Two new models, Gemini 3.5 and a cheaper Gemini 3.5 Flash, arrived the same day. Google says 900 million people now use Gemini, and that more than 50 billion images have been generated with it. The pricing tier names are likely to confuse buyers: a new AI Ultra plan launches at $100 a month, while the older Gemini AI Ultra drops from $250 to $200.

The flashier announcements were Gemini Omni, a video generator pitched as a more realistic answer to OpenAI’s discontinued Sora 2, and Gemini Spark, a personal agent that handles recurring tasks across a user’s Google account. A new universal shopping cart lets agents complete purchases across multiple retailers from inside Google itself, placing the company between the merchant and the buyer, and also owning the checkout.

Also Read: DJI Teases Dual-Camera Osmo Pocket 4P For 2026 Launch

Google also confirmed its Android XR eyewear, built with Samsung and frames from Warby Parker and Gentle Monster.
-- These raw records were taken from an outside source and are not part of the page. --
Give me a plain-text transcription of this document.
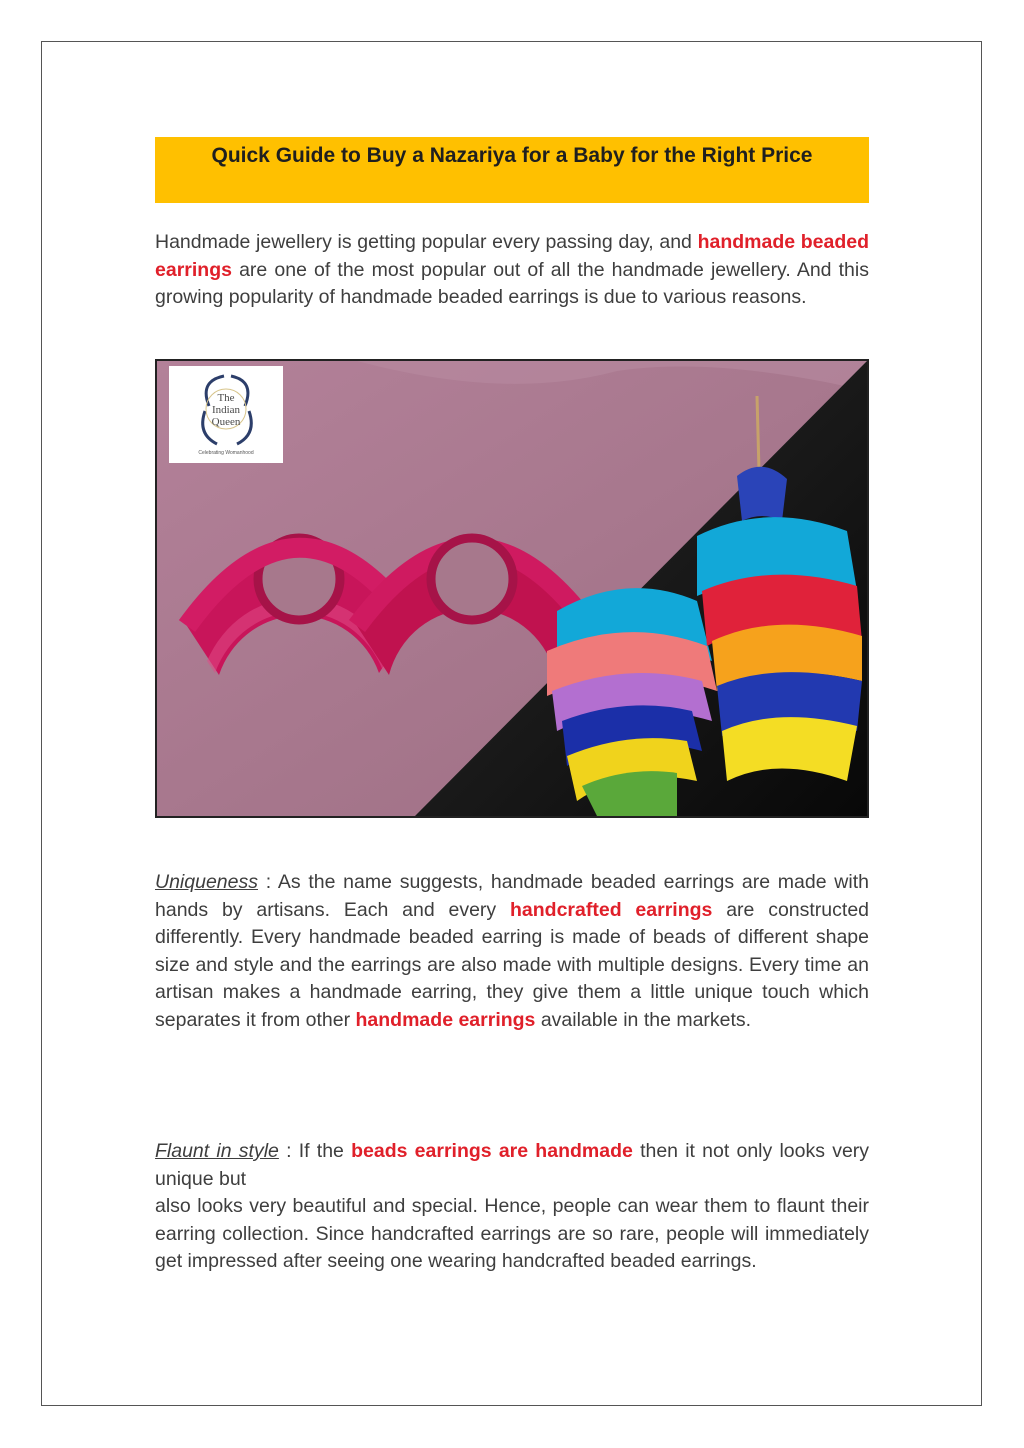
Quick Guide to Buy a Nazariya for a Baby for the Right Price

Handmade jewellery is getting popular every passing day, and handmade beaded earrings are one of the most popular out of all the handmade jewellery. And this growing popularity of handmade beaded earrings is due to various reasons.

The
Indian
Queen
Celebrating Womanhood

Uniqueness : As the name suggests, handmade beaded earrings are made with hands by artisans. Each and every handcrafted earrings are constructed differently. Every handmade beaded earring is made of beads of different shape size and style and the earrings are also made with multiple designs. Every time an artisan makes a handmade earring, they give them a little unique touch which separates it from other handmade earrings available in the markets.

Flaunt in style : If the beads earrings are handmade then it not only looks very unique but
also looks very beautiful and special. Hence, people can wear them to flaunt their earring collection. Since handcrafted earrings are so rare, people will immediately get impressed after seeing one wearing handcrafted beaded earrings.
Audio-only glasses ship this autumn; a display-equipped version, which would superimpose live translations into the wearer’s field of view, is still in development. Both sets translate, however only the display version shows you the result.

What Pichai did not resolve is the bargain underneath all this. An agent is only useful to the degree it knows your calendar, your inbox, your shopping history and your physical surroundings. Google has now confirmed that, in time, the same context may carry advertising.